Accessorizing

I love accessories, Gentle Reader, all manner of jewelry and accoutrements and things.  I am a thing girl.  I talk about materiality in my classes, I work with materiality in my academic texts, and I worship it at home.

Shawls.  Necklaces.  Earrings.  Bracelets.  I even go so far as to make my own jewelry, as you can see in this Halloween costume from 2011, when I went as a Steampunk Rosie the Riveter:

suffragette

The necklace I am wearing says “WE CAN DO IT” in typewriter keys.  I made my cog earrings (woe, the Steampunk “just slap some cogs on it, but darling earrings, are they not?), the badges, the pocketwatch, and the “ROSIE’S BOX OF STEAM” which functioned as my purse for the evening.  DH antiqued my drill, which was a kid’s toy at one time or another.

love Halloween.  I love dressing up and playing with fashion and makeup.  There was a time, Dear Friends, in which This Humble Author wore A Lot Of Black Eyeliner ™, otherwise known as Dr. Montz’s Youth as a Goth.  I don’t think I ever quite outgrew the desire to dress up.

But I also collect things, namely shawls.  I write on the role of the Kashmir shawl in the Victorian era.  It was a priceless accessory, both metaphorically and monetarily.  It cost hundreds of pounds and usually assured a woman’s place in the middle class.  But I also have shawls, from India, from Syria, from Greece, from Iraq, and continue to collect them because they are, as Elizabeth Gaskell says in North and South, “very perfect things of their kind.”

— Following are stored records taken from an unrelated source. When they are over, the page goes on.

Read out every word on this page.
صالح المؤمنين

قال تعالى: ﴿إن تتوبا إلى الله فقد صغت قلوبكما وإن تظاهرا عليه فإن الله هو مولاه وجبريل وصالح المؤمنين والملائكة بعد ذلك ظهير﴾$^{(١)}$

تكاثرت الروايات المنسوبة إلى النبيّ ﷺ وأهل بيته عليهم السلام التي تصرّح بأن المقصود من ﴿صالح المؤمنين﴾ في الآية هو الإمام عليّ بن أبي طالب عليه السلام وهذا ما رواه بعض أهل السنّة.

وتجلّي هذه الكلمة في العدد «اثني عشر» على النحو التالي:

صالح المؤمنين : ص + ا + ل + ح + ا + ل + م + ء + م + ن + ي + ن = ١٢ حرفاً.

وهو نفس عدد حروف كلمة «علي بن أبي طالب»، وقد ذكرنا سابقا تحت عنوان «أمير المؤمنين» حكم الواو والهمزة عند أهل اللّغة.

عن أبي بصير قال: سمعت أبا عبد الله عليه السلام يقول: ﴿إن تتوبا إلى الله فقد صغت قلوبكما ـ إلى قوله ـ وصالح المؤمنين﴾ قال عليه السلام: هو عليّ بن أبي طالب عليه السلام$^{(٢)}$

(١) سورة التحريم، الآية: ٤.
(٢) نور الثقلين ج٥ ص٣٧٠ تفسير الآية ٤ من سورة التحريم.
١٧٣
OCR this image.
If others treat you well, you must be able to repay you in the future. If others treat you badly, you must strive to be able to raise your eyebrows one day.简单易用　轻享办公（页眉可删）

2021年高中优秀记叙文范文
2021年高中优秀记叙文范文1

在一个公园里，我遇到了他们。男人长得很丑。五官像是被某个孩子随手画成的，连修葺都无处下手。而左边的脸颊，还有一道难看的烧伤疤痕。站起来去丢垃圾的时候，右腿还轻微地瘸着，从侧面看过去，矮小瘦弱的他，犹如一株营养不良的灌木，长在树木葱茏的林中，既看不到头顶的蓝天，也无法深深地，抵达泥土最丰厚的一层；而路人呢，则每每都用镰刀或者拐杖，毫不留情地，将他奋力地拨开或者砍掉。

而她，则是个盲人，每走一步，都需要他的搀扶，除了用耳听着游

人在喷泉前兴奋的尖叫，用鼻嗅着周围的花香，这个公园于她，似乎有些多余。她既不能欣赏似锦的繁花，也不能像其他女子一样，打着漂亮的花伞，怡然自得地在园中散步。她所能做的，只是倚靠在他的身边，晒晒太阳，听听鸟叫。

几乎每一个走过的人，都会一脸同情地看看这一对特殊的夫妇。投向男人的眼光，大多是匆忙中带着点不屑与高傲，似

Unfortunately, I also have a new accessory I am not so fond of:

006

Yes, your Humble Narrator is currently suffering from Carpal Tunnel in both wrists, but worse in the right.  I see the doctor Friday, and it cannot come soon enough.  In my job I am a teacher, a reader, but most importantly, a writer, and this has, if you will excuse the pun, put a cramp in my work.